A new study validates a method for controlled unrolling of 3D materials with a flat strip. Scientists at Rice University have discovered a first-of-its-kind material: a three-dimensional crystalline metal in which quantum correlations and the geometry of the crystal structure combine to impede the movement of electrons and lock them in place.

The finding is detailed in a published study. Natural Physics. The article also describes the theoretical design principle and experimental methodology that guided the research team to the material. This alloy, composed of one part copper, two parts vanadium, and four parts sulfur, has a three-dimensional pyrochlore lattice of corner-sharing tetrahedra.

Quantum entanglement and localization of electrons

“We are looking for materials that have potentially new states of matter or new exotic properties that have not yet been discovered,” said study co-author Ming I, an experimental physicist at Rice.

Quantum materials are a likely place to look, especially if they contain strong electronic interactions that lead to quantum entanglement. Entanglement causes electrons to behave strangely; This includes disrupting the movement of electrons to the point where they become locked in place.

“This quantum interference effect is similar to waves licking the surface of a pond and colliding head-on,” Yi said. “The collision creates a standing wave that does not move. In the case of geometrically distorted lattice materials, it is the electronic wave functions that interfere destructively.” “

The localization of electrons in metals and semimetals creates flat electron bands or flat bands. In recent years, physicists have discovered that the geometric arrangement of atoms in some two-dimensional crystals, such as Kagome lattices, can also form flat bands. New research provides empirical evidence for the effect in 3D material.

Advanced methods and unexpected findings

Using an experimental technique called angle-resolved photoemission spectroscopy, or ARPES, Yi and the study’s lead author, Jianwei Huang, a postdoctoral researcher in his lab, detailed the band structure of the copper-vanadium-sulfur material and found that it contained a flat band. is specific to many relationships

“It turns out that both types of physics are important in this material,” Yi said. “There was an element of geometric frustration, just as the theory predicted. A pleasant surprise was that there were also correlation effects that formed a flat band at the Fermi level, where it could play an active role in determining physical properties.”

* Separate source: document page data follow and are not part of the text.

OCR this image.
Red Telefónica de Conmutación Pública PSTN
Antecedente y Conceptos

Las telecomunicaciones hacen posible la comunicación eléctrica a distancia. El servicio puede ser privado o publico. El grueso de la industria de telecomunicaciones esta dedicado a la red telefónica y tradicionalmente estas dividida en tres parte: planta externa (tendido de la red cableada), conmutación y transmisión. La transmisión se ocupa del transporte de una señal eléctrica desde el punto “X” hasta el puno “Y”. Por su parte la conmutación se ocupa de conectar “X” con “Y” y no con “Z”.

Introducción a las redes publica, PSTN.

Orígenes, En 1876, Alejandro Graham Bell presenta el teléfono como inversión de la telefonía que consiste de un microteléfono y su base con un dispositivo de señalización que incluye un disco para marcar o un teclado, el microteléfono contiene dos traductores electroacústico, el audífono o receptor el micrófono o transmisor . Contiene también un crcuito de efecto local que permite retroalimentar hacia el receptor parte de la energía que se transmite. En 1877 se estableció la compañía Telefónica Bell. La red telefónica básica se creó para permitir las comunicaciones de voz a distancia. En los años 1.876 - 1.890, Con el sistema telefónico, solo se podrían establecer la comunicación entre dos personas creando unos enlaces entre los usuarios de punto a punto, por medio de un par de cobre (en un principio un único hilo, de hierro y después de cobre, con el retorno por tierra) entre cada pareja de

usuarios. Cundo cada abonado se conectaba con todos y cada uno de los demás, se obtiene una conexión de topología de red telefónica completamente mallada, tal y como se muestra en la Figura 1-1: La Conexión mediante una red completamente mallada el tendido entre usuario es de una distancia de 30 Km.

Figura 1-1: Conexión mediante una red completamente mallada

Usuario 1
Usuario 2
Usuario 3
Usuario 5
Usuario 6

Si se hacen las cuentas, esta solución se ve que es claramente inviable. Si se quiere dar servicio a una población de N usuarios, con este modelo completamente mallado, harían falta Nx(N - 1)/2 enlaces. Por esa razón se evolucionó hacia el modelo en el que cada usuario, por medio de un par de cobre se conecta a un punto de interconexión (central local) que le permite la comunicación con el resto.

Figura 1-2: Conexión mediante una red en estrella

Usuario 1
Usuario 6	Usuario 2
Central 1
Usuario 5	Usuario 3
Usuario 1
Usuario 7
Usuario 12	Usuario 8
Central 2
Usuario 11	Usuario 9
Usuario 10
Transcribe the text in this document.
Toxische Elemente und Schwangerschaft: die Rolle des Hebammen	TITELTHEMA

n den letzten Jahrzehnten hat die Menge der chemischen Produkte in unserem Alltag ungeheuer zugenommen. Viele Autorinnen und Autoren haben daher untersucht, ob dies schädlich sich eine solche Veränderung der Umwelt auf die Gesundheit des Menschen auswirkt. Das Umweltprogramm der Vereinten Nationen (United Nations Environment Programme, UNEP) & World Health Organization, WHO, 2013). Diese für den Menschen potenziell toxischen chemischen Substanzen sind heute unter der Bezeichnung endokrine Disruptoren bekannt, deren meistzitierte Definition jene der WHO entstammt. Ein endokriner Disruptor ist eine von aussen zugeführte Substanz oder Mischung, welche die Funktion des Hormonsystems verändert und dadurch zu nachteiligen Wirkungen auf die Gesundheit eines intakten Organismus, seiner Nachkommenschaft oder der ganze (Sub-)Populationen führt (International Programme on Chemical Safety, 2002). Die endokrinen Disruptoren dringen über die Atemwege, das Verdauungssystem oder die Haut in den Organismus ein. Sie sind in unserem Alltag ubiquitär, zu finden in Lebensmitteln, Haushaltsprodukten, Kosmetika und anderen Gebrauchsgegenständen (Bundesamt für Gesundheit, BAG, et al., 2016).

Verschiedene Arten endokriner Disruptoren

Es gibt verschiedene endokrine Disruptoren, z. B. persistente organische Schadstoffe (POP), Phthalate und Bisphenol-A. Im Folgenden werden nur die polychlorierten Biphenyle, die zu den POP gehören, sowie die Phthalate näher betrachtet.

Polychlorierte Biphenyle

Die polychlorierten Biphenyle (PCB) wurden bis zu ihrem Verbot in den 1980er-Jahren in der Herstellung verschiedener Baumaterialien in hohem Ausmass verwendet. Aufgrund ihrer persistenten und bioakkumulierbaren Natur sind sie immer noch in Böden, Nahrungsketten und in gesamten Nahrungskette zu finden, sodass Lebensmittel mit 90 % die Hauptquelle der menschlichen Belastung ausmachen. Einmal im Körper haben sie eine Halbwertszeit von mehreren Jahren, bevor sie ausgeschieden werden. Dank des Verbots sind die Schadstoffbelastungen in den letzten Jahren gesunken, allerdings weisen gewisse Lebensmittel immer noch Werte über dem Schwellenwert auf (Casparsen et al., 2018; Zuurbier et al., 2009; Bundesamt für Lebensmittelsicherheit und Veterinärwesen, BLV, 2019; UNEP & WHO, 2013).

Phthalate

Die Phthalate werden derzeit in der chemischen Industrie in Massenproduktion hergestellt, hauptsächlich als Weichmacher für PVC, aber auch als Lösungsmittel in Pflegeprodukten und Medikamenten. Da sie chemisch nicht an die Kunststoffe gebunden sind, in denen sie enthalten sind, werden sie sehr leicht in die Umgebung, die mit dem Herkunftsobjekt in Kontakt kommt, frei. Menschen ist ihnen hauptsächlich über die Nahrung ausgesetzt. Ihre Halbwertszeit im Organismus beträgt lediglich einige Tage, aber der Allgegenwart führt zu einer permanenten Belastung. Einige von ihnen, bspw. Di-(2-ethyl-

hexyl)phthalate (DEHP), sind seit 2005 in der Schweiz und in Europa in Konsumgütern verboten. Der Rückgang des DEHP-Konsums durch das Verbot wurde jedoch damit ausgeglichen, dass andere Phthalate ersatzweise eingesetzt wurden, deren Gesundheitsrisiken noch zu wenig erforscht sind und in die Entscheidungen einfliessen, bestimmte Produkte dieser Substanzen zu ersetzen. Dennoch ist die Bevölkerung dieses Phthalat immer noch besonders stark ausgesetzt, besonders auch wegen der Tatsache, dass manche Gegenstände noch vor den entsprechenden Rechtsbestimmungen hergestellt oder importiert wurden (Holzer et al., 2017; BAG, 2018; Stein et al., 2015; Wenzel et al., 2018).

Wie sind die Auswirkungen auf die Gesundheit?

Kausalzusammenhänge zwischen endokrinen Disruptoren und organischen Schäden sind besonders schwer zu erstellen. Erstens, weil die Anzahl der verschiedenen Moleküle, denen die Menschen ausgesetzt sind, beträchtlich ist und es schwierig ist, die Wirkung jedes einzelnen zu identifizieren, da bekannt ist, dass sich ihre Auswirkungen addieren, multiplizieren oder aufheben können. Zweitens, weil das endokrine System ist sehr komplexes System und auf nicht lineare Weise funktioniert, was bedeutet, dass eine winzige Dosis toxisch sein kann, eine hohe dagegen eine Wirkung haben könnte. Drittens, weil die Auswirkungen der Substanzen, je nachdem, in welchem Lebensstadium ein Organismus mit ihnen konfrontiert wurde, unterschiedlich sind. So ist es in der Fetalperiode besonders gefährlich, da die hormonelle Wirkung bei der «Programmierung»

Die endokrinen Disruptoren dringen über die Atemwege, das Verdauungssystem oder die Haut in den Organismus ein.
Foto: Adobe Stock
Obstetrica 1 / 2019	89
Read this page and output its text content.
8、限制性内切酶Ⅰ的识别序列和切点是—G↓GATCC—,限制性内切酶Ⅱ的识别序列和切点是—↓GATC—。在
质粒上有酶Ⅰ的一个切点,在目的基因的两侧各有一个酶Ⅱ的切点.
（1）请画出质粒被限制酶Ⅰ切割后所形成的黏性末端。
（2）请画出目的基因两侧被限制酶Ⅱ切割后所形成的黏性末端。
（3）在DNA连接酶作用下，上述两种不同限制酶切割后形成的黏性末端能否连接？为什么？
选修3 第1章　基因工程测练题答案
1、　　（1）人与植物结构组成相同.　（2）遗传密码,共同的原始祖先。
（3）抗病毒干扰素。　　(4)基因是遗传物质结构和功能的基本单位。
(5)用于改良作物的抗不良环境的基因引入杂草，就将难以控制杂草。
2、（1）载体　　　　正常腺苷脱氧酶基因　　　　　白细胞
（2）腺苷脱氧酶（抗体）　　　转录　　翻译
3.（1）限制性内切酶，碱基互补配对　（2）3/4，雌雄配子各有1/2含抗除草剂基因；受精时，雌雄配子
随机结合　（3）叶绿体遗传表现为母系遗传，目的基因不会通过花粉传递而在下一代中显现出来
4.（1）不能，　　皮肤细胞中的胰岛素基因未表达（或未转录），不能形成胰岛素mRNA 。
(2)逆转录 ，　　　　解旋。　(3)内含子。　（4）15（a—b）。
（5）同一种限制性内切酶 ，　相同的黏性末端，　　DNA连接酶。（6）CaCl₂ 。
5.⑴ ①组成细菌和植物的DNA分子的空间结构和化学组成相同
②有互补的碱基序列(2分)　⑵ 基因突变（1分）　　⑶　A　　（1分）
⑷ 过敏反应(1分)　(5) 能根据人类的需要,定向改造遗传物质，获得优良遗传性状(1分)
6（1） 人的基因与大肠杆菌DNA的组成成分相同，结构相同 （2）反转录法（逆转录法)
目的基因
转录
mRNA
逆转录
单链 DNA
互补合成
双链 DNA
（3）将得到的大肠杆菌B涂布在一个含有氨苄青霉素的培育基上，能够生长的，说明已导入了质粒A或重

In a solid, electrons occupy quantum states divided into regions. These electron bands can be thought of as rungs on a ladder, and electrostatic repulsion limits the number of electrons that can occupy each rung. The Fermi level, which is a natural property of materials and is very important for determining band structures, refers to the energy level of the highest position occupied on the ladder.

Theoretical ideas and future directions

Rice, a theoretical physicist, and study co-author Zimiao Xie, whose research team identified the copper-vanadium alloy and its pyrochlore crystal structure as a possible host for the combined effects of geometry blocking and strong electron interaction, likened the discovery to a discovery of the copper-vanadium alloy. new continent.

“This is the first study to really show not only this cooperation between geometric and interaction-induced frustration, but also the next stage, where electrons are in the same space at the top of the (energy) ladder, with the maximum chance of them reorganizing into interesting and potentially functional new stages.” Xi said.

He said the prediction methodology, or design principle, that the research group used in the study could also be useful for theorists working on quantum materials with other crystal lattice structures.

“Pyrochlor isn’t the only game in town,” See said. “This is a new design principle that allows theorists to predictably describe materials in which flat bands arise due to strong electron correlation.”

There’s also plenty of room for further experimental research on pyrochlore crystals, Yee said.

“This is just the tip of the iceberg,” he said. “What’s new is 3D, and given how many amazing discoveries have been made on Kagome’s lattices, I predict that the same, or even more exciting, discoveries can be made in pyrochlore materials.”